Impactos da escassez da água no século XXI
Enviada em 02/09/2021
A obra literária “Vidas Secas”, de Graciliano Ramos, apresenta uma família, no século XIX, que foge da seca do sertão nordestino, com anseio de obter água. A escassez desse bem se tornou um problema tão grande que se expandiu não só no Nordeste, mas em todo o Brasil e afeta a atual sociedade em relação ao alto consumo e na procura desse bem hídrico. Assim, torna-se indispensável combater e resolver a desigualdade em obter esse bem e o seu desperdício no século XXI.
Em primeira análise, deve ser mencionado que, a escassez de água é uma das consequências da falta de eficácia do governo em relação a garantia de saneamento básico para todas as regiões brasileiras, possuindo, assim, diversas falhas como a falta de encanamento e o mau processamento da água. Além disso, como consequência dessas falhas pode ser pontuado a ingestão de água não potável, que pode ocasionar certos danos ao organismo, como a Hepatite A que pode acarretar numa inflamação no fígado.
Ademais, de acordo com a Organização das Nações Unidas (ONU), cada pessoa precisa de, aproximadamente, 3,3 mil litros de água por mês (cerca de 110 litros de água diários para higiene e consumo). Porém, no Brasil, o consumo por pessoa pode chegar a mais de 200 litros por dia, então milhões de litros são desperdiçados em banhos, descargas, lavagens de calçadas, levando, consequentemente, à escassez desse recurso hídrico. Além disso, o uso exagerado da água em setores industriais e agrários também possui um impacto, no qual, segundo dados do G1-Globo, aproximadamente, 14.500 litros são utilizados no processo de 1kg de carne de boi, sendo um exagero sobre a quantidade que é ingerida de carne por dia.

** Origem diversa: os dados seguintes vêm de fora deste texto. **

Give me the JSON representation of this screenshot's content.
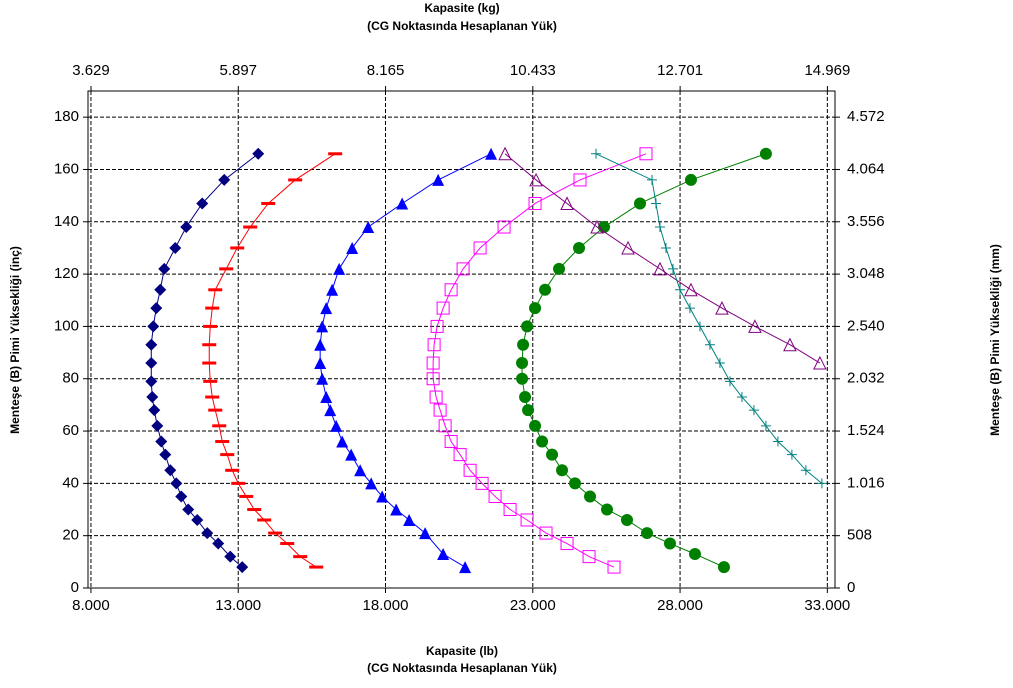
{
  "chart_data": {
    "type": "scatter",
    "top_title": [
      "Kapasite (kg)",
      "(CG Noktasında Hesaplanan Yük)"
    ],
    "bottom_title": [
      "Kapasite (lb)",
      "(CG Noktasında Hesaplanan Yük)"
    ],
    "ylabel": "Menteşe (B) Pimi Yüksekliği (inç)",
    "y2label": "Menteşe (B) Pimi Yüksekliği (mm)",
    "xlim": [
      7900,
      33260
    ],
    "xticks": [
      {
        "value": 8000,
        "label": "8.000"
      },
      {
        "value": 13000,
        "label": "13.000"
      },
      {
        "value": 18000,
        "label": "18.000"
      },
      {
        "value": 23000,
        "label": "23.000"
      },
      {
        "value": 28000,
        "label": "28.000"
      },
      {
        "value": 33000,
        "label": "33.000"
      }
    ],
    "x2lim": [
      3583,
      15086
    ],
    "x2ticks": [
      {
        "value": 3629,
        "label": "3.629"
      },
      {
        "value": 5897,
        "label": "5.897"
      },
      {
        "value": 8165,
        "label": "8.165"
      },
      {
        "value": 10433,
        "label": "10.433"
      },
      {
        "value": 12701,
        "label": "12.701"
      },
      {
        "value": 14969,
        "label": "14.969"
      }
    ],
    "ylim": [
      0,
      190
    ],
    "yticks": [
      0,
      20,
      40,
      60,
      80,
      100,
      120,
      140,
      160,
      180
    ],
    "y2lim": [
      0,
      4826
    ],
    "y2ticks": [
      0,
      508,
      {
        "value": 1016,
        "label": "1.016"
      },
      {
        "value": 1524,
        "label": "1.524"
      },
      {
        "value": 2032,
        "label": "2.032"
      },
      {
        "value": 2540,
        "label": "2.540"
      },
      {
        "value": 3048,
        "label": "3.048"
      },
      {
        "value": 3556,
        "label": "3.556"
      },
      {
        "value": 4064,
        "label": "4.064"
      },
      {
        "value": 4572,
        "label": "4.572"
      }
    ],
    "grid": true,
    "series": [
      {
        "color": "#000080",
        "marker": "diamond",
        "x": [
          13136,
          12729,
          12321,
          11948,
          11609,
          11303,
          11066,
          10896,
          10693,
          10523,
          10387,
          10252,
          10150,
          10082,
          10048,
          10048,
          10048,
          10116,
          10218,
          10353,
          10489,
          10862,
          11235,
          11778,
          12525,
          13679
        ],
        "values": [
          8,
          12,
          17,
          21,
          26,
          30,
          35,
          40,
          45,
          51,
          56,
          62,
          68,
          73,
          79,
          86,
          93,
          100,
          107,
          114,
          122,
          130,
          138,
          147,
          156,
          166
        ]
      },
      {
        "color": "#ff0000",
        "marker": "dash",
        "x": [
          15647,
          15104,
          14663,
          14255,
          13882,
          13543,
          13271,
          13000,
          12796,
          12627,
          12457,
          12355,
          12220,
          12118,
          12050,
          12016,
          12016,
          12050,
          12118,
          12220,
          12593,
          12966,
          13407,
          14018,
          14934,
          16291
        ],
        "values": [
          8,
          12,
          17,
          21,
          26,
          30,
          35,
          40,
          45,
          51,
          56,
          62,
          68,
          73,
          79,
          86,
          93,
          100,
          107,
          114,
          122,
          130,
          138,
          147,
          156,
          166
        ]
      },
      {
        "color": "#0000ff",
        "marker": "triangle",
        "x": [
          20702,
          19956,
          19345,
          18802,
          18361,
          17886,
          17513,
          17139,
          16834,
          16529,
          16325,
          16122,
          15986,
          15850,
          15782,
          15782,
          15850,
          15986,
          16189,
          16427,
          16868,
          17411,
          18565,
          19786,
          21584
        ],
        "values": [
          8,
          13,
          21,
          26,
          30,
          35,
          40,
          45,
          51,
          56,
          62,
          68,
          73,
          80,
          86,
          93,
          100,
          107,
          114,
          122,
          130,
          138,
          147,
          156,
          166
        ]
      },
      {
        "color": "#ff00ff",
        "marker": "square",
        "x": [
          25758,
          24910,
          24163,
          23450,
          22806,
          22229,
          21720,
          21279,
          20872,
          20532,
          20227,
          20024,
          19854,
          19718,
          19616,
          19616,
          19650,
          19752,
          19956,
          20227,
          20634,
          21211,
          22025,
          23077,
          24604,
          26843
        ],
        "values": [
          8,
          12,
          17,
          21,
          26,
          30,
          35,
          40,
          45,
          51,
          56,
          62,
          68,
          73,
          80,
          86,
          93,
          100,
          107,
          114,
          122,
          130,
          138,
          147,
          156,
          166
        ]
      },
      {
        "color": "#008000",
        "marker": "circle",
        "x": [
          29490,
          28506,
          27658,
          26878,
          26199,
          25520,
          24943,
          24434,
          23993,
          23654,
          23315,
          23077,
          22840,
          22738,
          22636,
          22636,
          22670,
          22806,
          23077,
          23417,
          23891,
          24570,
          25418,
          26640,
          28370,
          30915
        ],
        "values": [
          8,
          13,
          17,
          21,
          26,
          30,
          35,
          40,
          45,
          51,
          56,
          62,
          68,
          73,
          80,
          86,
          93,
          100,
          107,
          114,
          122,
          130,
          138,
          147,
          156,
          166
        ]
      },
      {
        "color": "#800080",
        "marker": "triangle-open",
        "x": [
          32747,
          31730,
          30542,
          29422,
          28370,
          27318,
          26233,
          25181,
          24163,
          23111,
          22059
        ],
        "values": [
          86,
          93,
          100,
          107,
          114,
          122,
          130,
          138,
          147,
          156,
          166
        ]
      },
      {
        "color": "#008080",
        "marker": "plus",
        "x": [
          32815,
          32272,
          31797,
          31322,
          30915,
          30508,
          30101,
          29694,
          29354,
          29015,
          28676,
          28336,
          27998,
          27760,
          27522,
          27318,
          27183,
          27047,
          25147
        ],
        "values": [
          40,
          45,
          51,
          56,
          62,
          68,
          73,
          79,
          86,
          93,
          100,
          107,
          114,
          122,
          130,
          138,
          147,
          156,
          166
        ]
      }
    ]
  }
}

Logo, diante dessa problemática, é visível que a escassez de água é um assunto preocupante e é de extrema importância que haja mudanças para a economia de água no século XXI. Diante disso, o governo, em parceria com empresas de esgoto e água, pode criar redes de esgoto, em todo o Brasil, que tenha sistemas de peneiração e contenção da água da chuva para reutiliza-la em usos diários de higiene e consumos, para diminuir, assim, os impactos causados pela escassez hídrica. Além disso, o governo, por intermédio do Ministério do Meio Ambiente, pode criar e impor leis que visem a fiscalização do uso da água nas indústrias e propriedades agrícolas, sem comprometer o crescimento econômico. Com isso, os impactos da escassez de água irão cair e, com isso, garantir reservas para o futuro.